- Education: French literature
- Board member of: Board of Directors of the Latakia Chamber of Commerce
- Father: Riad Azhari
- Honours: Honorary Consul of the Netherlands at Latakia & Tartous and Order of Orange-Nassau

= Yasmina Azhari =

Syrian businesswoman

Yasmina Azhari is a Syrian businesswoman. She is the founder of Mira Trading, and co-founder of Dubai-based Al Yam International.

==Early life==
Azhari was born in Latakia. Her father was Riad Azhari, who held the position of the Honorary Consul of the Netherlands at Latakia & Tartous in the 1970s. Her mother was a Serbian native. She studied French literature.

==Career==
Azhari started her career in her family business in maritime transport. In 1999, she became a partner and general manager at the Trade Coordination Office (TCO), a shipping agency that represented Maersk Shipping in Syria from 1978 to 2017. She was also appointed the Honorary Consul of the Netherlands at Latakia & Tartous, and held the position for ten years. Azhari joined the Board of Directors of the Latakia Chamber of Commerce, and elected three times as the head of Latakia Business Women's Committee.

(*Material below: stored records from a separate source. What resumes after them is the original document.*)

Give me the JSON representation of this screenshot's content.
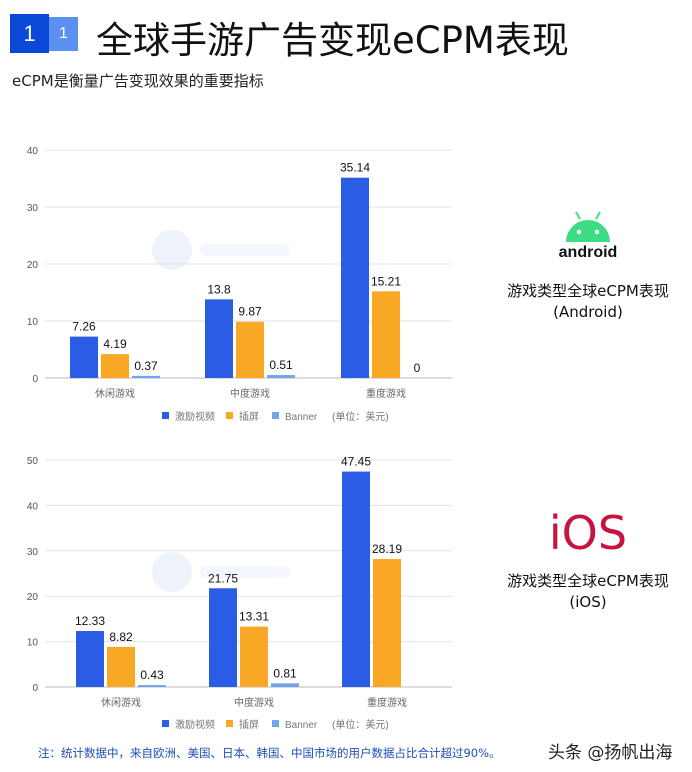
{
  "header": {
    "badge_main": "1",
    "badge_sub": "1",
    "title": "全球手游广告变现eCPM表现",
    "subtitle": "eCPM是衡量广告变现效果的重要指标"
  },
  "watermark": "topOn",
  "colors": {
    "rewarded": "#2a5ce6",
    "interstitial": "#f9a825",
    "banner": "#6fa5ef",
    "grid": "#e3e3e3"
  },
  "chart_data": [
    {
      "type": "bar",
      "platform": "Android",
      "categories": [
        "休闲游戏",
        "中度游戏",
        "重度游戏"
      ],
      "series": [
        {
          "name": "激励视频",
          "values": [
            7.26,
            13.8,
            35.14
          ]
        },
        {
          "name": "插屏",
          "values": [
            4.19,
            9.87,
            15.21
          ]
        },
        {
          "name": "Banner",
          "values": [
            0.37,
            0.51,
            0
          ]
        }
      ],
      "ylim": [
        0,
        40
      ],
      "yticks": [
        0,
        10,
        20,
        30,
        40
      ],
      "unit": "(单位：美元)",
      "legend": "bottom",
      "grid": true,
      "labels": [
        [
          "7.26",
          "13.8",
          "35.14"
        ],
        [
          "4.19",
          "9.87",
          "15.21"
        ],
        [
          "0.37",
          "0.51",
          "0"
        ]
      ]
    },
    {
      "type": "bar",
      "platform": "iOS",
      "categories": [
        "休闲游戏",
        "中度游戏",
        "重度游戏"
      ],
      "series": [
        {
          "name": "激励视频",
          "values": [
            12.33,
            21.75,
            47.45
          ]
        },
        {
          "name": "插屏",
          "values": [
            8.82,
            13.31,
            28.19
          ]
        },
        {
          "name": "Banner",
          "values": [
            0.43,
            0.81,
            null
          ]
        }
      ],
      "ylim": [
        0,
        50
      ],
      "yticks": [
        0,
        10,
        20,
        30,
        40,
        50
      ],
      "unit": "(单位：美元)",
      "legend": "bottom",
      "grid": true,
      "labels": [
        [
          "12.33",
          "21.75",
          "47.45"
        ],
        [
          "8.82",
          "13.31",
          "28.19"
        ],
        [
          "0.43",
          "0.81",
          ""
        ]
      ]
    }
  ],
  "side": {
    "android_logo": "android",
    "android_caption1": "游戏类型全球eCPM表现",
    "android_caption2": "(Android)",
    "ios_logo": "iOS",
    "ios_caption1": "游戏类型全球eCPM表现",
    "ios_caption2": "(iOS)"
  },
  "footer": {
    "note": "注：统计数据中，来自欧洲、美国、日本、韩国、中国市场的用户数据占比合计超过90%。",
    "credit": "头条 @扬帆出海"
  }
}
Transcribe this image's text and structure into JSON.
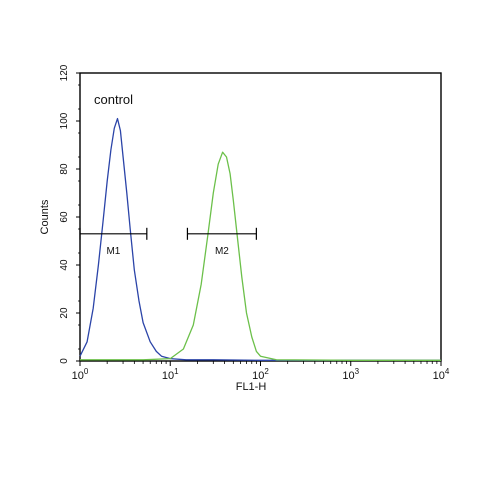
{
  "chart_data": {
    "type": "line",
    "xlabel": "FL1-H",
    "ylabel": "Counts",
    "x_scale": "log",
    "xlim": [
      1,
      10000
    ],
    "ylim": [
      0,
      120
    ],
    "x_ticks": [
      {
        "value": 1,
        "base": "10",
        "exp": "0"
      },
      {
        "value": 10,
        "base": "10",
        "exp": "1"
      },
      {
        "value": 100,
        "base": "10",
        "exp": "2"
      },
      {
        "value": 1000,
        "base": "10",
        "exp": "3"
      },
      {
        "value": 10000,
        "base": "10",
        "exp": "4"
      }
    ],
    "y_ticks": [
      0,
      20,
      40,
      60,
      80,
      100,
      120
    ],
    "grid": false,
    "series": [
      {
        "name": "control",
        "color": "#2b44a8",
        "x": [
          1,
          1.2,
          1.4,
          1.6,
          1.8,
          2.0,
          2.2,
          2.4,
          2.6,
          2.8,
          3.0,
          3.3,
          3.6,
          4.0,
          4.5,
          5.0,
          6.0,
          7.0,
          8.0,
          10,
          15,
          30,
          100,
          1000,
          10000
        ],
        "y": [
          2,
          8,
          22,
          40,
          58,
          75,
          88,
          97,
          101,
          96,
          85,
          70,
          55,
          38,
          25,
          16,
          8,
          4,
          2,
          1,
          0.5,
          0.5,
          0.3,
          0.3,
          0.3
        ]
      },
      {
        "name": "",
        "color": "#6cc04a",
        "x": [
          1,
          5,
          10,
          14,
          18,
          22,
          26,
          30,
          34,
          38,
          42,
          46,
          50,
          56,
          62,
          70,
          80,
          90,
          100,
          150,
          1000,
          10000
        ],
        "y": [
          0.5,
          0.5,
          1,
          5,
          15,
          32,
          52,
          70,
          82,
          87,
          85,
          78,
          67,
          50,
          35,
          20,
          10,
          4,
          2,
          0.5,
          0.3,
          0.3
        ]
      }
    ],
    "gates": [
      {
        "label": "M1",
        "x_start": 1,
        "x_end": 5.5,
        "y": 53
      },
      {
        "label": "M2",
        "x_start": 15.5,
        "x_end": 90,
        "y": 53
      }
    ]
  }
}
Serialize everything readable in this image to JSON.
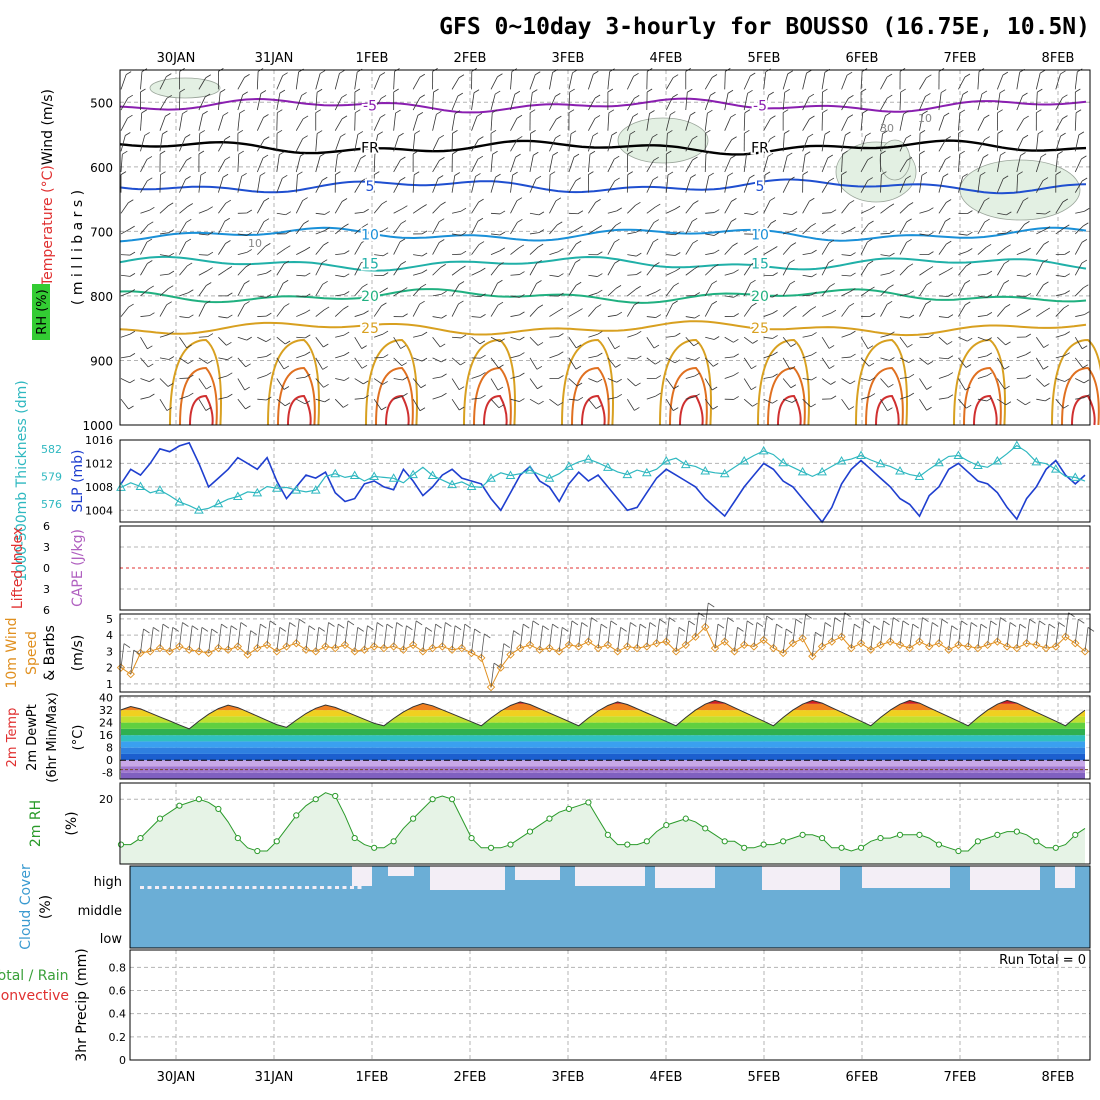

She was the president of the Arab Business Women Council, member of the advisory board of Bank Audi Syria, and member of the United Nation Advisory Council of the Global Charter on Syria.

Azhari is engaged in civil activities in Syria and the UAE. She was the co-founder and president of Modernizing and Activating Women's Role in Economic Development (MAWRED), a society dedicated to empower Syrian women through creating jobs. She also founded a community to protect the Slunfeh and Kassab forests in Latakia. Azhari is co-founder and head of Bashaer Al Nour, an NGO to provide help for children with autism and Down syndrome.

In February 2018 she was appointed the Chairwoman of Syria Saudi Company for Touristic Investments, the owner of Four Seasons Hotel in Syria.

==Recognition==
Yasmina Azhari is the first Syrian woman to hold the position of Honorary Consul, and the first woman to join the Board of Directors of the Chamber of Commerce and Industry in Latakia.

Azhari received the Order of Orange-Nassau of the Netherlands (Knight), making her the first Syrian woman to hold a knighthood from a foreign country.

She was listed three times in Forbes’ 50 Most Powerful Arab Businesswomen, as well as being listed three times in Arabian Business’ 100 Most Powerful Women in the Arab World.

She was chosen the best entrepreneur in Syria by Ernst & Young in 2011.

==Personal life==
Azhari is married and has a son and a daughter, Mohammed and Rania. After the Syrian conflict in 2012, she moved with her family to the UAE.